In what sounds like the automotive equivalent of The Walking Dead, a Tesla Model S caught fire three weeks after it was involved in an accident and sent to a junkyard. Firefighters had a difficult time putting out the blaze, and they ended up having to submerge the battery.
Posting on its official Twitter account, the Metro Fire Department of Sacramento explained that it sent crews to extinguish a vehicle fire in a wrecking yard. When they got there, firefighters found a burning Model S that had been wrecked in a non-fire-related accident about three weeks before. Why the electric sedan caught fire after sitting for nearly a month is unclear, but Metro Fire says the Tesla put up a fight.
"Crews knocked the fire down but it kept re-igniting/off-gassing in the battery compartment," it wrote on Twitter.
Crews arrived to our first Tesla fire. It was involved in an accident 3 wks ago, and was parked in a wrecking yard. Crews knocked the fire down but it kept reigniting/off-gassing in the battery compartment. Crews created a pit, placed the car inside, and filled the pit with water pic.twitter.com/Lz5b5770lO— Metro Fire of Sacramento (@metrofirepio) June 12, 2022
Firefighters found a creative way to control the blaze: they used dirt to create a pit, placed the burning car in it, and filled it with water. The fire was put out after "well over an hour of firefighting operations," and it doesn't look like there's much left of the Model S or its battery.

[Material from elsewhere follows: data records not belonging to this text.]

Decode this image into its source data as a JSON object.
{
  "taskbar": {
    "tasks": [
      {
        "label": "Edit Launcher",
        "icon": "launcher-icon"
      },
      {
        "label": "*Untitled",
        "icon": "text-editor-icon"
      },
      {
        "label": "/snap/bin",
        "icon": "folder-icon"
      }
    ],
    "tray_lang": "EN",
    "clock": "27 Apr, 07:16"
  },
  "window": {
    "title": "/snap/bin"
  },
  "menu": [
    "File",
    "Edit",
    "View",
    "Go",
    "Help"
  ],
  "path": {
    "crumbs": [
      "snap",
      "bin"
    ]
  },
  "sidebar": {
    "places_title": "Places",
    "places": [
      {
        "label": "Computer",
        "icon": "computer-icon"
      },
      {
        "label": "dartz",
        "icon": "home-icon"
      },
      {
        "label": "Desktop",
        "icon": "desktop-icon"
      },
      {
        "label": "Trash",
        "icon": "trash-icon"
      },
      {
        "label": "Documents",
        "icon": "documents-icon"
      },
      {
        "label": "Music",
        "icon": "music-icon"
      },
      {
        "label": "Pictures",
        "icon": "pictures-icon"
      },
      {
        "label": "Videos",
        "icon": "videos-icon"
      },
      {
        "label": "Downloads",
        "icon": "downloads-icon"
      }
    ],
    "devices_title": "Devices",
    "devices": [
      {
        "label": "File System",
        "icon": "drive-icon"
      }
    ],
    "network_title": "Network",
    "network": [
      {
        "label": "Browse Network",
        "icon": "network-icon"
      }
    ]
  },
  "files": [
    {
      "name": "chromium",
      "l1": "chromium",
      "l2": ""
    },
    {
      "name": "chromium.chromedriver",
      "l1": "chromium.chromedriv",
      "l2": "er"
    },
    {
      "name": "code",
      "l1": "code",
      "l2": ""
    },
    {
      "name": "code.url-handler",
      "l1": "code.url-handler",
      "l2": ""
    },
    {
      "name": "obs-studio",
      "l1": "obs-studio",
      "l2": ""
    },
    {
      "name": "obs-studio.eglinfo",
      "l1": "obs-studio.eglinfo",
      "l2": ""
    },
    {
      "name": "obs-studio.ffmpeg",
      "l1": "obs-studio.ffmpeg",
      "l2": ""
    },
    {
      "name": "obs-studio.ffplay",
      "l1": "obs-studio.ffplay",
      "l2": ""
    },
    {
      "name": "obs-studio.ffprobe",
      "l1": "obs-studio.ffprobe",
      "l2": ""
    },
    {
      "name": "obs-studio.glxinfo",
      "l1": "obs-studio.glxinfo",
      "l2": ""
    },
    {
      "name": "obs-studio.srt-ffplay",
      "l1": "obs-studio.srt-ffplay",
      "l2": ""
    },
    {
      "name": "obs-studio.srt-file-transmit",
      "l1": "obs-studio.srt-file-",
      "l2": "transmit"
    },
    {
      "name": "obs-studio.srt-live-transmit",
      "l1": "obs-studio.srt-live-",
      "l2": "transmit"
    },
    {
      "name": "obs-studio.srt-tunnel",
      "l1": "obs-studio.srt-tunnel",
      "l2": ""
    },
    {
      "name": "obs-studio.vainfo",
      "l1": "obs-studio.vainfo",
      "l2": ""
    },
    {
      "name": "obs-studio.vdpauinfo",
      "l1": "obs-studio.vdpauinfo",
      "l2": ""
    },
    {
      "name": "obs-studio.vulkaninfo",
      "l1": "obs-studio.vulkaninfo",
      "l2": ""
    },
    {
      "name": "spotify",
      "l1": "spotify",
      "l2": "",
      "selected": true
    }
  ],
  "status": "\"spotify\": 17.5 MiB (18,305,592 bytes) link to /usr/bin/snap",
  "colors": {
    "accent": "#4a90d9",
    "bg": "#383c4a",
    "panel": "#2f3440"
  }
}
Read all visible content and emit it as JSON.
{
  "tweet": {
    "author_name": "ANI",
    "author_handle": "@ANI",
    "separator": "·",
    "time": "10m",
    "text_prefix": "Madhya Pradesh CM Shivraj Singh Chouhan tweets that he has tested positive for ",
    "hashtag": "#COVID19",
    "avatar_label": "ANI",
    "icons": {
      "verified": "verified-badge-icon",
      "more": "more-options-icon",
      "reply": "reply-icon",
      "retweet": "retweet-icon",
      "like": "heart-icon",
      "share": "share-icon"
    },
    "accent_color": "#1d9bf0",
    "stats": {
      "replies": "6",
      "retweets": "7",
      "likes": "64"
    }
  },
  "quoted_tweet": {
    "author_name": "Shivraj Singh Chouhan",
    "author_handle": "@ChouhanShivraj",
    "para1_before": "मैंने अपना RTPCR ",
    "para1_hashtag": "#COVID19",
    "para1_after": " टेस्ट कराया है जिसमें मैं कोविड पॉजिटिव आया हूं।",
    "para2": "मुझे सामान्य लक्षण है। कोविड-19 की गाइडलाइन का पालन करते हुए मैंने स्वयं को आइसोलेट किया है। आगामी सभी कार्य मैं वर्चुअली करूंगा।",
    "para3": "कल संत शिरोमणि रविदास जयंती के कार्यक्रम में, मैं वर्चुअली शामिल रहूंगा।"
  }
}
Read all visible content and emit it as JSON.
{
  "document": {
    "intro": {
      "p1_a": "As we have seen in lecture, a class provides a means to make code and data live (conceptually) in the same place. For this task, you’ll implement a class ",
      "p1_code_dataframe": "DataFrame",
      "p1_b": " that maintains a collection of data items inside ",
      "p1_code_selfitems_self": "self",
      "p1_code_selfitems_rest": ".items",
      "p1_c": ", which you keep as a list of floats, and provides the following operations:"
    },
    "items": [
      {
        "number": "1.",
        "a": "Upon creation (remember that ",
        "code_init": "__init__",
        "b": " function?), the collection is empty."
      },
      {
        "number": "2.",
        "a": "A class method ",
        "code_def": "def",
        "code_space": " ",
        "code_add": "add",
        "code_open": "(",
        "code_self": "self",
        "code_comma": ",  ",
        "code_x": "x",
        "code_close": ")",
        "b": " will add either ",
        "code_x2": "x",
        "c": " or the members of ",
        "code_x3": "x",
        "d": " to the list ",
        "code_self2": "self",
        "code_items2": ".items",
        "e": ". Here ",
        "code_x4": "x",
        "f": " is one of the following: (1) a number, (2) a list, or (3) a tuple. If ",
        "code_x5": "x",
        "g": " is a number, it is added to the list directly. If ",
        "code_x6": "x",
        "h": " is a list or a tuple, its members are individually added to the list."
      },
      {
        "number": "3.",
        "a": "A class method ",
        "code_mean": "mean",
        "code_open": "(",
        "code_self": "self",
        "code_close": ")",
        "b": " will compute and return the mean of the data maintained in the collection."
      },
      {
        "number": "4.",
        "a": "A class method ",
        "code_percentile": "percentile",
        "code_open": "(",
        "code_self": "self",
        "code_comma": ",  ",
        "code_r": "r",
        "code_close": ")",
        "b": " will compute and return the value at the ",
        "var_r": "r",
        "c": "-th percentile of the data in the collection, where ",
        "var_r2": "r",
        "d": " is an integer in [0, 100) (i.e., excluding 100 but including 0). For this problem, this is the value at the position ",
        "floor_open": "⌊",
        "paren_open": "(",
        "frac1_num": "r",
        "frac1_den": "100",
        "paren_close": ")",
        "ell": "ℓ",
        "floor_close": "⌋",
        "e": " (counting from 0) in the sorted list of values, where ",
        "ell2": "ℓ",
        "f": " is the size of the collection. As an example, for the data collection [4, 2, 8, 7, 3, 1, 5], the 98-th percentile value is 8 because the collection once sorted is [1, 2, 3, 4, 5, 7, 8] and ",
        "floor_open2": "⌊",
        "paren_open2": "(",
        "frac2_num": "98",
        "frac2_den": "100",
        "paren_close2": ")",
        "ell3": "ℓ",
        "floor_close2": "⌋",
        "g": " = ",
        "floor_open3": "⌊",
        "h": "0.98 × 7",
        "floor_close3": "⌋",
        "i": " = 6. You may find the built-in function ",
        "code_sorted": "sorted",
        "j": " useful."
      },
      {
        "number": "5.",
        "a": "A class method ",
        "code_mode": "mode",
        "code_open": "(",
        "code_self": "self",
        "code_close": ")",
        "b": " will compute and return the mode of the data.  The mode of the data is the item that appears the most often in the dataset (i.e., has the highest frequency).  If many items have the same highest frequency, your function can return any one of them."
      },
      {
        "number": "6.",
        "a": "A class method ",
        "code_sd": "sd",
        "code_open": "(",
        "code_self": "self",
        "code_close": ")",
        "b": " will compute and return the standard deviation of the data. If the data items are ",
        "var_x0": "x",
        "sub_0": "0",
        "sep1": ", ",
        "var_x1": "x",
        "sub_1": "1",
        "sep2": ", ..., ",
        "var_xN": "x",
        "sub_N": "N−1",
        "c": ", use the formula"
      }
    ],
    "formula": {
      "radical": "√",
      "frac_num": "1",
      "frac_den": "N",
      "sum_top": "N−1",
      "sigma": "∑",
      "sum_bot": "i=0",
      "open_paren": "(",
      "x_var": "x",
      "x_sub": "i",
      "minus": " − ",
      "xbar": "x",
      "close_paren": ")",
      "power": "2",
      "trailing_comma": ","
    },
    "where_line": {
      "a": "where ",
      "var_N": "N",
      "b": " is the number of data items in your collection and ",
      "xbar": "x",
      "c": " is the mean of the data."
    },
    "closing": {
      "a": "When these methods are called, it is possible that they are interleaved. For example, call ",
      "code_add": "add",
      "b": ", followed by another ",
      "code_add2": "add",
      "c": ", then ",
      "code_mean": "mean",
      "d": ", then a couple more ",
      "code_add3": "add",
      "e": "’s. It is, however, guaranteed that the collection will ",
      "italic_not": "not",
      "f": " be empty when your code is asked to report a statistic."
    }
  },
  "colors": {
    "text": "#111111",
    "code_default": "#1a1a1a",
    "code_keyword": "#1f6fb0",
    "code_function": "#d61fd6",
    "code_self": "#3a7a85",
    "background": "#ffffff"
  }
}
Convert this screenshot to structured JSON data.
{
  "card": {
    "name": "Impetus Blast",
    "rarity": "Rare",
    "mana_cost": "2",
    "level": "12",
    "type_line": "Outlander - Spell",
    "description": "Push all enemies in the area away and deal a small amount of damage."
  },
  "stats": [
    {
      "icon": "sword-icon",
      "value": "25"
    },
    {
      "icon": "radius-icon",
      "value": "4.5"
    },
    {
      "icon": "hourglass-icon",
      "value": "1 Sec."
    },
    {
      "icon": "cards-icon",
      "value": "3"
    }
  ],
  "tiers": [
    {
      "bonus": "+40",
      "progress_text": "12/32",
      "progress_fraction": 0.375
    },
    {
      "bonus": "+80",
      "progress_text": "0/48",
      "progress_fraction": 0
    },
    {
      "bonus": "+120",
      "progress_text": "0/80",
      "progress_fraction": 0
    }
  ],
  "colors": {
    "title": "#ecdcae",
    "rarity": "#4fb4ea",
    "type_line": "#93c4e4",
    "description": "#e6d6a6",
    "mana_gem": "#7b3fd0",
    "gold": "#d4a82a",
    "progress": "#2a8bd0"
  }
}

EV fires can be difficult to put out. Earlier in 2022, a massive cargo ship named Felicity Ace caught fire while crossing the Atlantic Ocean and burned for days before sinking. While the cause of the fire hasn't been determined, or at least published, the captain of a port on the Azorean island of Faial told Reuters that the lithium-ion batteries fitted to the electric vehicles that were on board were keeping the fire alive.